Assinalando esta efeméride de um outro projeto de
Edgar Cardoso – porventura mundialmente mais relevante dada a atual relevância
da China – questionamos assim o chamado “modelo linear” que faz a técnica
decorrer da ciência, e esta projetar-se naquela – na dimensão cognitiva: i) o
progresso da teoria pura, em regra seria ii) aproveitado na investigação
aplicada, e daqui decorreria iii) inovação tecnológica[i].
Problemas, porém
Todavia, pergunto-me (sem saber as
respostas) se em muitas situações, talvez a maioria ainda que as menos
relevantes, não será preferível manter uma ciência aplicada, em detrimento de
uma técnica cujas competências talvez sejam demasiado difíceis? Afinal, muitas
vezes poderá ser mais económico, ou mais seguro, responder-se a um dado
problema prático pela aplicação de um modelo geral desenvolvido previamente
numa base teórica, em vez de se encetar uma extrapolação original na base da
história da técnica, do comportamento de um modelo reduzido, etc.

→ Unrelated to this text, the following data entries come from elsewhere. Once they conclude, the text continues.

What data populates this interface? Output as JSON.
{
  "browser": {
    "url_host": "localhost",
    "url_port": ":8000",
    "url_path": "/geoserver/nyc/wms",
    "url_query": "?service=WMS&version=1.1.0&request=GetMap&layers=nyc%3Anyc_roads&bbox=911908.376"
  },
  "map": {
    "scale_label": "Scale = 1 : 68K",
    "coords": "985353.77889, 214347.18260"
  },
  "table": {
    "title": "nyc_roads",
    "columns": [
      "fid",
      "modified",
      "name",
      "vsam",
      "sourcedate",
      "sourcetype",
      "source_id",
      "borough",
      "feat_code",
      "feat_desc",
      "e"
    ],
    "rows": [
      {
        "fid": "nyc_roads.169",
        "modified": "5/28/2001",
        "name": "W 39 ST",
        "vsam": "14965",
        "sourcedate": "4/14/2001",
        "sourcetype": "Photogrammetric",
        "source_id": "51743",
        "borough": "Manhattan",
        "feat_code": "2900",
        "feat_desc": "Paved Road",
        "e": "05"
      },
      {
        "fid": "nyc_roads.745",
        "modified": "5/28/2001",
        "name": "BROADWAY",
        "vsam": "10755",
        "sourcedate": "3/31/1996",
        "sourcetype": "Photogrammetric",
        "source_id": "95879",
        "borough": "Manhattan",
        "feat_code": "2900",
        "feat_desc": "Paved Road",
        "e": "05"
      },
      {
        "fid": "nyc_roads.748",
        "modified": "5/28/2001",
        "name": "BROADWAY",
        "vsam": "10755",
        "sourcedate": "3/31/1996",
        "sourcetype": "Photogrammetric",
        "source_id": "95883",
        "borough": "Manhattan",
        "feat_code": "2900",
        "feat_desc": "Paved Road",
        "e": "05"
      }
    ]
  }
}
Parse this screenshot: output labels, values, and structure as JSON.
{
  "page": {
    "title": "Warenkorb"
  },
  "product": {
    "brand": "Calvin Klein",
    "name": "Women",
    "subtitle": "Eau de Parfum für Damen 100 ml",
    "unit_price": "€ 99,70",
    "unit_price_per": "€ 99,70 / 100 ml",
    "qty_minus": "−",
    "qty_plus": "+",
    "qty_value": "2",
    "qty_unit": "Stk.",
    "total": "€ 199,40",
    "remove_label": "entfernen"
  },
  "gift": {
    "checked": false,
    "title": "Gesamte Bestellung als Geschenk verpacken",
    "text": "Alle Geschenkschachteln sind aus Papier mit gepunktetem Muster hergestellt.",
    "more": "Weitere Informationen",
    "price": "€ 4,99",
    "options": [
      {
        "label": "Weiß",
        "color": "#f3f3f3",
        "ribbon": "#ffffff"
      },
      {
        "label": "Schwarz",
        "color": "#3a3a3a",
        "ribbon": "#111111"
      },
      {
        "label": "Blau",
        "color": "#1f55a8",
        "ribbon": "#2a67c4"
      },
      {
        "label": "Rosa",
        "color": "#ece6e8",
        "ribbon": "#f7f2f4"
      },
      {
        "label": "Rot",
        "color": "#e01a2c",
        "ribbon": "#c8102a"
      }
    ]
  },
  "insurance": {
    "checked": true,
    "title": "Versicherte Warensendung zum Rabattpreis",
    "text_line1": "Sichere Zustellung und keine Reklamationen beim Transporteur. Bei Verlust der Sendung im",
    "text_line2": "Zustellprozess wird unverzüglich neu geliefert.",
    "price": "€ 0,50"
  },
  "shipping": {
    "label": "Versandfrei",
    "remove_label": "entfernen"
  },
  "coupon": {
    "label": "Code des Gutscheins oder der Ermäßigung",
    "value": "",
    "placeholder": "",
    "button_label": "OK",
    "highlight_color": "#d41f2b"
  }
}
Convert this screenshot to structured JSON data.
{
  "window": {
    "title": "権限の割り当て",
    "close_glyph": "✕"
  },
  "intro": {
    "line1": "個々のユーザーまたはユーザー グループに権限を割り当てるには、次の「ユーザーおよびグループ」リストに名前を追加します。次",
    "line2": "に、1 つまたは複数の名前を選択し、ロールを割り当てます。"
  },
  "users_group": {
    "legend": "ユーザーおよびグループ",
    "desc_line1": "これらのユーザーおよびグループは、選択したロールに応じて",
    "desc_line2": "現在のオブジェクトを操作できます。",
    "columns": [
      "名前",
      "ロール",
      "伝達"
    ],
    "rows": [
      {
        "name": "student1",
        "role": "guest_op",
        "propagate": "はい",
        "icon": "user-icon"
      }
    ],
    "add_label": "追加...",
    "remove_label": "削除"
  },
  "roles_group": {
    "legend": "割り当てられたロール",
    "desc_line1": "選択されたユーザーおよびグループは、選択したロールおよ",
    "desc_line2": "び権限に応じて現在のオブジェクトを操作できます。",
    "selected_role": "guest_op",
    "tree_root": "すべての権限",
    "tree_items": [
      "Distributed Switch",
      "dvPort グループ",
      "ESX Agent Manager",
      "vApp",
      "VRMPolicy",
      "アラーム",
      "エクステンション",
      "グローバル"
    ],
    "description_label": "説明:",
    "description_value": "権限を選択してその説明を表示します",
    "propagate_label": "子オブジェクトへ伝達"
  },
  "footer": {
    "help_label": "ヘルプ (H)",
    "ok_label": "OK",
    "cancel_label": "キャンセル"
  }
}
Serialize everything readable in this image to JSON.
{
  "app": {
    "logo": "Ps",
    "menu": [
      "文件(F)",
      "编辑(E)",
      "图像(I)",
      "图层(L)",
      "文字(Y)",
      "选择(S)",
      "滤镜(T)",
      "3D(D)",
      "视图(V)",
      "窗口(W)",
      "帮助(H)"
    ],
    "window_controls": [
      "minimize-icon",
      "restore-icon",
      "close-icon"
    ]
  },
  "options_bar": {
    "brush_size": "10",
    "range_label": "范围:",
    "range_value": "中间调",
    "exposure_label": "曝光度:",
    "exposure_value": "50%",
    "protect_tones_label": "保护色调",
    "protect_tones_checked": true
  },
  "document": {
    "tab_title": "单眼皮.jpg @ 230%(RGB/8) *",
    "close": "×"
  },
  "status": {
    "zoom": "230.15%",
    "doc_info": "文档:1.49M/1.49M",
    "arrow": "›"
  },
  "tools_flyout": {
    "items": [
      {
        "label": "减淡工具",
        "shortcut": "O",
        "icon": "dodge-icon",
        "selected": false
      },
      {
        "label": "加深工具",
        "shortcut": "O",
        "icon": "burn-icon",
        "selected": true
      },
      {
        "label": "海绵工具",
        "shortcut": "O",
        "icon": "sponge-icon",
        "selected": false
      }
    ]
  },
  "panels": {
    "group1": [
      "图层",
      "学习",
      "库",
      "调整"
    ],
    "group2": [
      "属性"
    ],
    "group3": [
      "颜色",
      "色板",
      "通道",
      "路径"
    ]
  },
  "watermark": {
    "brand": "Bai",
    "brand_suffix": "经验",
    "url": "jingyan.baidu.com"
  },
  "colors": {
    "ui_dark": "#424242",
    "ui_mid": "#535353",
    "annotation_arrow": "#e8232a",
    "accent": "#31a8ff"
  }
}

Nesse caso, porém, como é que se reconhecem as
situações que apelam à técnica, distinguindo-as das que apelam à ciência
aplicada? Mediante algum algoritmo geral, científico, ou mediante uma intuição
propriamente técnica?…
E quanto às formações para respostas a problemas
práticos (engenharias, medicina…): estarão estas a facultar conhecimentos e
competências técnicas, de um lado, de ciência aplicada, do outro, e de seleção
de umas ou outras conforme o caso?
Edgar Cardoso disse que “em todos os rios há um sítio
que foi feito para se pôr uma ponte. É preciso é encontrá-lo”. Uma vez que se
distingam as margens entre a ciência e a técnica, julgo que o mesmo vale para
elas.
[i] Na
dimensão económica, esse modelo alinha i) investimento em investigações
fundamental e aplicada, ii) produção tecnológica, iii) aumento da
produtividade, iv) crescimento económico. E, na sua formulação mais heroica, do
momento (iv) decorreria o (v) desenvolvimento humano. Noutro sítio comparei esta fé cientista à atitude
do primo do Harry Potter face às prendas de natal.